Ses objectifs durant cet exercice auront une forte empreinte commerciale et seront davantage tournés vers l’export – une activité par laquelle il est le premier et l’unique opérateur pour l’instant à faire de l’Algérie un acteur international et africain du marché – ainsi que la bataille pour la généralisation rapide en Algérie de ses solutions innovantes pour la construction et, surtout, la rénovation des réseaux routiers et autoroutiers.

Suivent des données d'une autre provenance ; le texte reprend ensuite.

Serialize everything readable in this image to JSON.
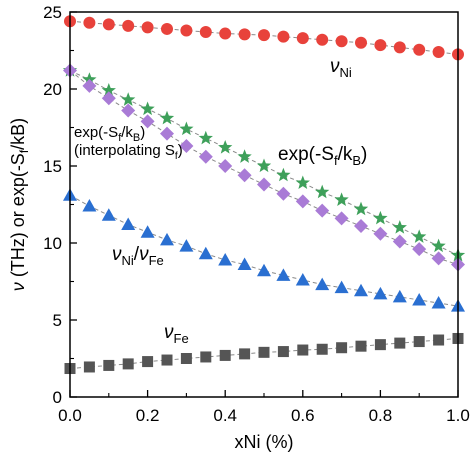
{
  "chart_data": {
    "type": "scatter",
    "xlabel": "xNi (%)",
    "ylabel": "ν (THz)  or exp(-Sf/kB)",
    "ylabel_parts": {
      "nu": "ν",
      "main": " (THz)  or exp(-S",
      "sub_f": "f",
      "tail": "/kB)"
    },
    "xlim": [
      0,
      1.0
    ],
    "ylim": [
      0,
      25
    ],
    "x_ticks": [
      0.0,
      0.2,
      0.4,
      0.6,
      0.8,
      1.0
    ],
    "x_tick_labels": [
      "0.0",
      "0.2",
      "0.4",
      "0.6",
      "0.8",
      "1.0"
    ],
    "y_ticks": [
      0,
      5,
      10,
      15,
      20,
      25
    ],
    "y_tick_labels": [
      "0",
      "5",
      "10",
      "15",
      "20",
      "25"
    ],
    "grid": false,
    "legend": "none",
    "x": [
      0.0,
      0.05,
      0.1,
      0.15,
      0.2,
      0.25,
      0.3,
      0.35,
      0.4,
      0.45,
      0.5,
      0.55,
      0.6,
      0.65,
      0.7,
      0.75,
      0.8,
      0.85,
      0.9,
      0.95,
      1.0
    ],
    "series": [
      {
        "key": "nu_ni",
        "marker": "circle",
        "color": "#e8423b",
        "values": [
          24.4,
          24.3,
          24.2,
          24.1,
          24.0,
          23.9,
          23.8,
          23.7,
          23.6,
          23.55,
          23.5,
          23.4,
          23.3,
          23.2,
          23.1,
          23.0,
          22.85,
          22.7,
          22.55,
          22.4,
          22.25
        ]
      },
      {
        "key": "exp_sf",
        "marker": "star",
        "color": "#3ea05a",
        "values": [
          21.2,
          20.6,
          19.9,
          19.3,
          18.7,
          18.1,
          17.4,
          16.8,
          16.2,
          15.6,
          15.0,
          14.4,
          13.9,
          13.3,
          12.8,
          12.2,
          11.6,
          11.0,
          10.4,
          9.8,
          9.2
        ]
      },
      {
        "key": "exp_sf_interp",
        "marker": "diamond",
        "color": "#a97bd6",
        "values": [
          21.2,
          20.2,
          19.4,
          18.6,
          17.9,
          17.1,
          16.3,
          15.6,
          15.0,
          14.4,
          13.8,
          13.2,
          12.7,
          12.1,
          11.6,
          11.1,
          10.6,
          10.1,
          9.6,
          9.0,
          8.6
        ]
      },
      {
        "key": "nu_ratio",
        "marker": "triangle",
        "color": "#2a6fd1",
        "values": [
          13.1,
          12.4,
          11.8,
          11.2,
          10.7,
          10.2,
          9.8,
          9.3,
          8.9,
          8.6,
          8.2,
          7.9,
          7.6,
          7.3,
          7.1,
          6.9,
          6.7,
          6.5,
          6.3,
          6.1,
          5.9
        ]
      },
      {
        "key": "nu_fe",
        "marker": "square",
        "color": "#555555",
        "values": [
          1.85,
          1.95,
          2.05,
          2.15,
          2.3,
          2.4,
          2.5,
          2.6,
          2.7,
          2.8,
          2.9,
          2.95,
          3.05,
          3.1,
          3.2,
          3.3,
          3.4,
          3.5,
          3.6,
          3.7,
          3.8
        ]
      }
    ],
    "annotations": {
      "nu_ni": {
        "sym": "ν",
        "sub": "Ni"
      },
      "exp_big": {
        "pre": "exp(-S",
        "sub1": "f",
        "mid": "/k",
        "sub2": "B",
        "post": ")"
      },
      "exp_small": {
        "pre": "exp(-S",
        "sub1": "f",
        "mid": "/k",
        "sub2": "B",
        "post": ")"
      },
      "interp": {
        "pre": "(interpolating S",
        "sub": "f",
        "post": ")"
      },
      "ratio": {
        "sym1": "ν",
        "sub1": "Ni",
        "slash": "/",
        "sym2": "ν",
        "sub2": "Fe"
      },
      "nu_fe": {
        "sym": "ν",
        "sub": "Fe"
      }
    }
  }
}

Le géant mondial du ciment entend également renforcer sa présence dans la distribution des matériaux de construction à travers sa franchise «Batistore», qui s’appellera désormais et de manière circonstanciée «Binastore», et intervenir plus puissamment dans l’activité du «Geo Cycle» et le recyclage des déchets industriels dont ceux issus des produits pharmaceutiques.
Son choix de marquer une pause dans la construction de nouvelles usines, seul ou en partenariat avec des entreprises locales, est un signe de la profonde transformation que connait actuellement l’industrie algérienne du ciment. Il «pointe» également les défis que ses acteurs ont à relever pour conserver et relancer les performances qu’elle a réalisées jusqu’ici.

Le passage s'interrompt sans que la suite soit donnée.